Tra i punti cardine intorno a cui ruota il lavoro di
Grazia Toderi (Padova, 1963; vive a Milano) c’è la dialettica fra esperienza soggettiva e sguardo collettivo, l’incontro della dimensione storica con un tempo infinito, lo scambio di ruolo e posto tra cielo e terra, tra città e universo. Medium privilegiato della ricerca è il video, per la sua capacità di trasformare il reale in un’immagine incorporea e senza peso e, allo stesso tempo, rendere ogni esperienza vicina, apparentemente tangibile: come avviene per la televisione, la cui azione sull’immaginario è stata al centro del primo periodo dell’artista.
Grazia Toderi torna con questa mostra a occuparsi di Firenze (già protagonista del video
Stelle di terra del 2000).
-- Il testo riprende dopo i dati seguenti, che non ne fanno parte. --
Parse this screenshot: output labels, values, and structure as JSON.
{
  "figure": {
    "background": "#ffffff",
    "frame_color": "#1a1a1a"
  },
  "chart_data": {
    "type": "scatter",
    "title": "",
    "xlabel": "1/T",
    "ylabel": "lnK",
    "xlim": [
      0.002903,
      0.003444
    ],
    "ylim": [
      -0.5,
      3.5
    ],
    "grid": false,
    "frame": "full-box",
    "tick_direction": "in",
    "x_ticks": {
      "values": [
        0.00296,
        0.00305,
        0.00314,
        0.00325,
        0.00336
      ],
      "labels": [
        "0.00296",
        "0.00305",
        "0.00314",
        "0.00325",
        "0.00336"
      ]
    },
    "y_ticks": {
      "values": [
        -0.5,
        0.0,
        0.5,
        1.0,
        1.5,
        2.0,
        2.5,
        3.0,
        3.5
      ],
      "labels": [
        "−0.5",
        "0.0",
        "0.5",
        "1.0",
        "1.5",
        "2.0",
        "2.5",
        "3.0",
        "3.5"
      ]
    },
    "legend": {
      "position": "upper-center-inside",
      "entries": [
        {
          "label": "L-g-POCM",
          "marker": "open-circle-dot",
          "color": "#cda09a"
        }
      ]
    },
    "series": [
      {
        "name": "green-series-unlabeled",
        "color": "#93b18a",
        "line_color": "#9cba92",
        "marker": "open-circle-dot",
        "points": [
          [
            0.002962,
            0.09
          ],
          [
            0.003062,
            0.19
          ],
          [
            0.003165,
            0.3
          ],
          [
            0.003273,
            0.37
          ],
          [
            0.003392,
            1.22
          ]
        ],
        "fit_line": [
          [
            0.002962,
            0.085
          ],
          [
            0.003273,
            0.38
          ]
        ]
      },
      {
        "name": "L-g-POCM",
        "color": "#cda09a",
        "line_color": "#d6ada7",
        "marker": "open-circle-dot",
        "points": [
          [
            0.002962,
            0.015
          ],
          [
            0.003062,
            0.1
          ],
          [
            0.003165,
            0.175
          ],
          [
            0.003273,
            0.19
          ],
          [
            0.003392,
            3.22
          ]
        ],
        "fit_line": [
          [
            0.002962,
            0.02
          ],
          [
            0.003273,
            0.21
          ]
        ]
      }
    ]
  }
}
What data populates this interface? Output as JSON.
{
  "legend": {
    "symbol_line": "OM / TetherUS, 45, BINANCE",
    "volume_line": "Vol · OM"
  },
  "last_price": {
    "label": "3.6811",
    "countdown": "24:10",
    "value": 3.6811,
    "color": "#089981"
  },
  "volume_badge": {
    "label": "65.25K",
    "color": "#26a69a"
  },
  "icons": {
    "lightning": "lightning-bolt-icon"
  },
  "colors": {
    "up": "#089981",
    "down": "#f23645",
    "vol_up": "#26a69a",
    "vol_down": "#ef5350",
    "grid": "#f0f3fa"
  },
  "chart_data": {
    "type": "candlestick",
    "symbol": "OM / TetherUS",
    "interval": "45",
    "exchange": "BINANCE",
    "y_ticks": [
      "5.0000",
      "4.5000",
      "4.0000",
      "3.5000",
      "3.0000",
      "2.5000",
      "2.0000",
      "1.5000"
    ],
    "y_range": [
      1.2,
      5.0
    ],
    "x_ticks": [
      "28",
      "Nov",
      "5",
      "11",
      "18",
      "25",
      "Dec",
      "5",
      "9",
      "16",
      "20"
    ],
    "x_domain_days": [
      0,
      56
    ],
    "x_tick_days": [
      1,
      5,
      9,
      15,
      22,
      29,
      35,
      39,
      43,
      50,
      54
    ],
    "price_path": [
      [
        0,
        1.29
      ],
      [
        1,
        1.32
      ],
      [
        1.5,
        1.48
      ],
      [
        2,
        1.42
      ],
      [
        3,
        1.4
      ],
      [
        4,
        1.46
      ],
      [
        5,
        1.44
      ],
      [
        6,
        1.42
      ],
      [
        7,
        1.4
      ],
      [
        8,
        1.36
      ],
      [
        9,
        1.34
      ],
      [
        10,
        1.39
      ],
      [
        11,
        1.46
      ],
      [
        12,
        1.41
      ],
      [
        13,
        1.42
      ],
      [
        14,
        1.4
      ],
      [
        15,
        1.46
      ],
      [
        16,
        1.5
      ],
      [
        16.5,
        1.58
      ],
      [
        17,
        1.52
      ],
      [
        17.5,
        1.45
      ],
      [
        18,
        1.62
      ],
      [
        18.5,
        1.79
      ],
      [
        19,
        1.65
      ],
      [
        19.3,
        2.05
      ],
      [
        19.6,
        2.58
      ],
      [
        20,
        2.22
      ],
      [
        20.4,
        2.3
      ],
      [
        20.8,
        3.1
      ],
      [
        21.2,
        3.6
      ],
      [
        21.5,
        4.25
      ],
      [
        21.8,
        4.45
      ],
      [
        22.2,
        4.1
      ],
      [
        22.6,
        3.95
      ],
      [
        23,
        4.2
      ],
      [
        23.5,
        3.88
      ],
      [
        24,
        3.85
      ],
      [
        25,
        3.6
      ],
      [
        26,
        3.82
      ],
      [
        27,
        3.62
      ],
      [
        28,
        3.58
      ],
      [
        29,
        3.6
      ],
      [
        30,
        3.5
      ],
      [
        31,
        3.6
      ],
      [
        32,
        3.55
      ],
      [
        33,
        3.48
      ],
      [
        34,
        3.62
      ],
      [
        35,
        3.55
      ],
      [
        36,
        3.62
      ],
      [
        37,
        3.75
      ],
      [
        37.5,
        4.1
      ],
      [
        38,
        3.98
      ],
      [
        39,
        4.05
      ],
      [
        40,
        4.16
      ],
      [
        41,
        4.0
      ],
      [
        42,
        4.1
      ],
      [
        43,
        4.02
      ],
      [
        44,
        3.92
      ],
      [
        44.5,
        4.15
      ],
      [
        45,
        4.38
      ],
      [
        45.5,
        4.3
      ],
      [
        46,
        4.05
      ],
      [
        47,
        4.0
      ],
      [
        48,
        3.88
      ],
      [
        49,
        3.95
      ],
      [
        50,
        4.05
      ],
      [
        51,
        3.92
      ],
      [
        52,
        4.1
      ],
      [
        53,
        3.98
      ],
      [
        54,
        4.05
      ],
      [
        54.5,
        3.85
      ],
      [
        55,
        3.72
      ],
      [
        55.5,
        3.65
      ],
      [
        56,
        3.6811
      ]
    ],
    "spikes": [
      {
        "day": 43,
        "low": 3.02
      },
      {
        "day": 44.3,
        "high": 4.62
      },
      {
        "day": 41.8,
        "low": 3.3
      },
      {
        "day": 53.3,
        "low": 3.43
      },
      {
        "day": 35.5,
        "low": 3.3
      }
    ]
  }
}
Immagini notturne della città in lento cambiamento sono proiettate sullo schermo, una sopra l’altra ad affrontarsi, l’immagine superiore ribaltata in modo che l’alto diventi basso e viceversa, creando un’immagine complessa, doppia ma allo stesso tempo sfuggente, disorientante.
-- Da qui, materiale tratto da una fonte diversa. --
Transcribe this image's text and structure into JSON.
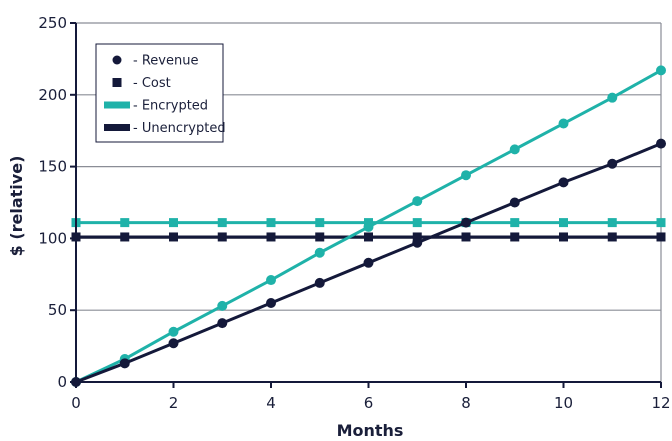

È uno specchio imperfetto, un’immagine che muta impercettibilmente e torna sempre al punto di partenza, in continua rotazione su se stessa, in cui a larghe zone che assorbono l’oscurità si contrappongono pozze livide e magmatiche di luci: quella distesa di luci sporche e rossastre che si vede all’approssimarsi a una città in aereo.
Ed è proprio da viaggi in aereo che, afferma Toderi in diverse interviste, nascono parte delle sue immagini.
È così messo in atto un capovolgimento dei punti di vista usuali, una decongestione dello sguardo che si sa abituato a cliché. E Firenze è la città dei cliché per eccellenza, a cui quest’opera – in mostra, per l’appunto, nel centro di Firenze – concede un bagno nell’indistinzione, nel rovesciamento delle prospettive, in un tempo infinito che si sposa con l’immobilità dell’istante, in un brulicare irriconoscibile di luci e oscurità che si spostano nello spazio dell’immagine.
Accompagna il video un suono che con l’immagine contrasta, nell’essere veramente sempre uguale a se stesso: un sibilo sonoro persistente e ostinato, una sorta di allucinato rumore bianco, a confronto col quale le visioni di città che si susseguono nell’immagine assumono l’aspetto di frequenze che si alternano, variazioni su un unico tema.
Alle vedute di Firenze si sovrappongono sfere in movimento, composte da piccoli punti luminosi: la sfera, per l’insieme di associazioni che provoca nella mente, è elemento spesso presente nei lavori della Toderi. Si tratta di orbite di pianeti? Di Ufo? Della forma dell’universo? Di allusioni a un tempo circolare, eterno? Sono, in ogni caso, catalizzatori dello sguardo: perché la città si continui a guardarla, da qui all’eternità.